In an effort to enhance clinical trial operations in Japan, a leading global pharmaceutical company collaborated with Medable to address challenges related to electronic Clinical Outcome Assessment (eCOA) adherence and patient enrollment. Recognizing the unique regulatory, cultural, and logistical landscape of Japan, Medable implemented a comprehensive, culturally sensitive strategy that set a new benchmark for clinical trials in the region. Key initiatives included direct engagement with Japanese study teams, localization of all patient and site materials into Japanese, procurement of devices compliant with local regulations, and the provision of tailored training sessions in both Japanese and English.

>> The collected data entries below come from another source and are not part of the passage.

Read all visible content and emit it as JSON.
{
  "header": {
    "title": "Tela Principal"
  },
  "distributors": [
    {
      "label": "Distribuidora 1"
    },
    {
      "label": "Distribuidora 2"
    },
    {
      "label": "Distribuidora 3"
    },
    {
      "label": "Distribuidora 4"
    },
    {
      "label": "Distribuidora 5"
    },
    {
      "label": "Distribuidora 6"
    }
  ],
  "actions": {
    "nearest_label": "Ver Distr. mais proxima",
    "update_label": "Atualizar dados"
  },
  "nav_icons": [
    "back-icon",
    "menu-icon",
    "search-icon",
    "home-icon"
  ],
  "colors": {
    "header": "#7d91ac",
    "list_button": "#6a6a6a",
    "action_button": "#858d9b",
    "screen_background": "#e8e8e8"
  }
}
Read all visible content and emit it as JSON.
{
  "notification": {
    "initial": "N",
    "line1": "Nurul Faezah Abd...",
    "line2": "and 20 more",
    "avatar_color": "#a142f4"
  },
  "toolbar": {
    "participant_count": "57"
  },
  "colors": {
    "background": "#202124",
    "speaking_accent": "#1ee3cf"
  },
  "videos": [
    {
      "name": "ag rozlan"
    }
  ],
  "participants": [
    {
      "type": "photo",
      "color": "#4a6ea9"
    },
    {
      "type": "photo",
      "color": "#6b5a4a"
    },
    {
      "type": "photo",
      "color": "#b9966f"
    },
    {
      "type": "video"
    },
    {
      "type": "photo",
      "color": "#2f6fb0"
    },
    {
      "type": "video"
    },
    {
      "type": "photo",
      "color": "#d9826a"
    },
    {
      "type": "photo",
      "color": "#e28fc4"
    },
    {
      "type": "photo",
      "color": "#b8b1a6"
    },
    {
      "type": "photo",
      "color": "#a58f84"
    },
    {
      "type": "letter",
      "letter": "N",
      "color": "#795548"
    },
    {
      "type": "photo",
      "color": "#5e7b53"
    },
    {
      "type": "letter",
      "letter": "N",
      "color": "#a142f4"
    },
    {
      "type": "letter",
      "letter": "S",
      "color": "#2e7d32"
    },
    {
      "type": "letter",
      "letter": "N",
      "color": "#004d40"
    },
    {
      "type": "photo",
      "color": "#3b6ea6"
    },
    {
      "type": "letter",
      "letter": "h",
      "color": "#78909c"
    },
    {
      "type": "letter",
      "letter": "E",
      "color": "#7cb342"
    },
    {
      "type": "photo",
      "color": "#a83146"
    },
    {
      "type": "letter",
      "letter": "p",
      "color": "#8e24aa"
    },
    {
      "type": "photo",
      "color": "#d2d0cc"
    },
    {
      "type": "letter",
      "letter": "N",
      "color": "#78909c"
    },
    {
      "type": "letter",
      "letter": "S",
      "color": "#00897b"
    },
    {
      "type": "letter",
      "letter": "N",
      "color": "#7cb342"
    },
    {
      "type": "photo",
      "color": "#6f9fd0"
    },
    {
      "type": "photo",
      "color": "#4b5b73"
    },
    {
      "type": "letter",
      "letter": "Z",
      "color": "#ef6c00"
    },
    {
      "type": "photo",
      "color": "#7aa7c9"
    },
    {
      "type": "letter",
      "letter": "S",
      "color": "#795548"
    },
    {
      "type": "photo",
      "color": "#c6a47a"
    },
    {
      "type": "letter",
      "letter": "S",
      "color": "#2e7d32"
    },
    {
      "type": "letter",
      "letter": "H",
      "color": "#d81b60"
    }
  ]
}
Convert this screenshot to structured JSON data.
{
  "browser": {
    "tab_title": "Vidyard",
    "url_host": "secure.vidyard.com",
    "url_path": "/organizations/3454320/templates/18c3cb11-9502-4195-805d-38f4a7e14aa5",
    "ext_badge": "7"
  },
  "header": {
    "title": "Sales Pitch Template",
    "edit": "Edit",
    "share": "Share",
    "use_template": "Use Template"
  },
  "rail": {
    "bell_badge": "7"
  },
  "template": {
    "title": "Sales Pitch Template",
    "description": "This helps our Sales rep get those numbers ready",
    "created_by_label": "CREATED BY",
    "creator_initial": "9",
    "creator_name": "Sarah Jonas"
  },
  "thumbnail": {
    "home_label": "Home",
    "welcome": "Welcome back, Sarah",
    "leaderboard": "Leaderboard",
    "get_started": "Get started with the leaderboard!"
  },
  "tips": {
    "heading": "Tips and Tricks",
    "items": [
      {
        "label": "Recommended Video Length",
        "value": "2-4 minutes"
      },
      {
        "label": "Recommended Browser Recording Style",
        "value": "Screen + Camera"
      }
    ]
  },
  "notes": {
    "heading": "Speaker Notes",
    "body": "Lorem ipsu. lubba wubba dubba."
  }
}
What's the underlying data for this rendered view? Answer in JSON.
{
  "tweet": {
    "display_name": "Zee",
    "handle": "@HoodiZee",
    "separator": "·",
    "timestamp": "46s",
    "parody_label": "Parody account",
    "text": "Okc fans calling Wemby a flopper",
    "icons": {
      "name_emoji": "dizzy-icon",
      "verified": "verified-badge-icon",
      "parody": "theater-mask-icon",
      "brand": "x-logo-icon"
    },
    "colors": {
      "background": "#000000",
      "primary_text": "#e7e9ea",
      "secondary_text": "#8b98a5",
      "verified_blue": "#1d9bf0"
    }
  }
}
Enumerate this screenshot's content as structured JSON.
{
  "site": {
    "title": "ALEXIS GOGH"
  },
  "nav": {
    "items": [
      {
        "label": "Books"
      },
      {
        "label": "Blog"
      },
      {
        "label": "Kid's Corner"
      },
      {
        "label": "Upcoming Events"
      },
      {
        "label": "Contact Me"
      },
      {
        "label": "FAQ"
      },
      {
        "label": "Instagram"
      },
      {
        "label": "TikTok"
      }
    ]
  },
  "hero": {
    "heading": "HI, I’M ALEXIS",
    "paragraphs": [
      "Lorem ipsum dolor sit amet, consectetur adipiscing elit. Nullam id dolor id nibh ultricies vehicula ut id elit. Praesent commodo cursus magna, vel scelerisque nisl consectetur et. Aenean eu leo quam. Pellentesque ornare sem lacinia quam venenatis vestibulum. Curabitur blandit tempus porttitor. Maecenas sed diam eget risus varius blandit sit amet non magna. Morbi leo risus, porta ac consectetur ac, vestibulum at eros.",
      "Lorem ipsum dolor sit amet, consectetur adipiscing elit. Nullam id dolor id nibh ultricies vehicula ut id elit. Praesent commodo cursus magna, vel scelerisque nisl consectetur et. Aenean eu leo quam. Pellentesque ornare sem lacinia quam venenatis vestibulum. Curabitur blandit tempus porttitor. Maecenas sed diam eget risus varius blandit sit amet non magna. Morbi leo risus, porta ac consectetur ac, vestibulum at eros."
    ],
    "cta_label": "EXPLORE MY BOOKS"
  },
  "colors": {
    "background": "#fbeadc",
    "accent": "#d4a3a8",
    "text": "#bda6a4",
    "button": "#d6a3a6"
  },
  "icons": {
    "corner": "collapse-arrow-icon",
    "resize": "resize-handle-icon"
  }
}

This approach led to remarkable outcomes: eCOA adherence rates exceeded 99%, helpdesk inquiries dropped significantly, and both sites and patients reported high levels of satisfaction. Notably, the study achieved First Patient In (FPI) ahead of schedule, with all sites and Clinical Research Associates (CRAs) fully trained prior to FPI. The success of this initiative prompted the pharmaceutical company to adopt Medable's recommendations as the new standard for all studies in Japan, underscoring the effectiveness of a culturally attuned, patient-centric approach in establishing a "gold standard" for clinical trials.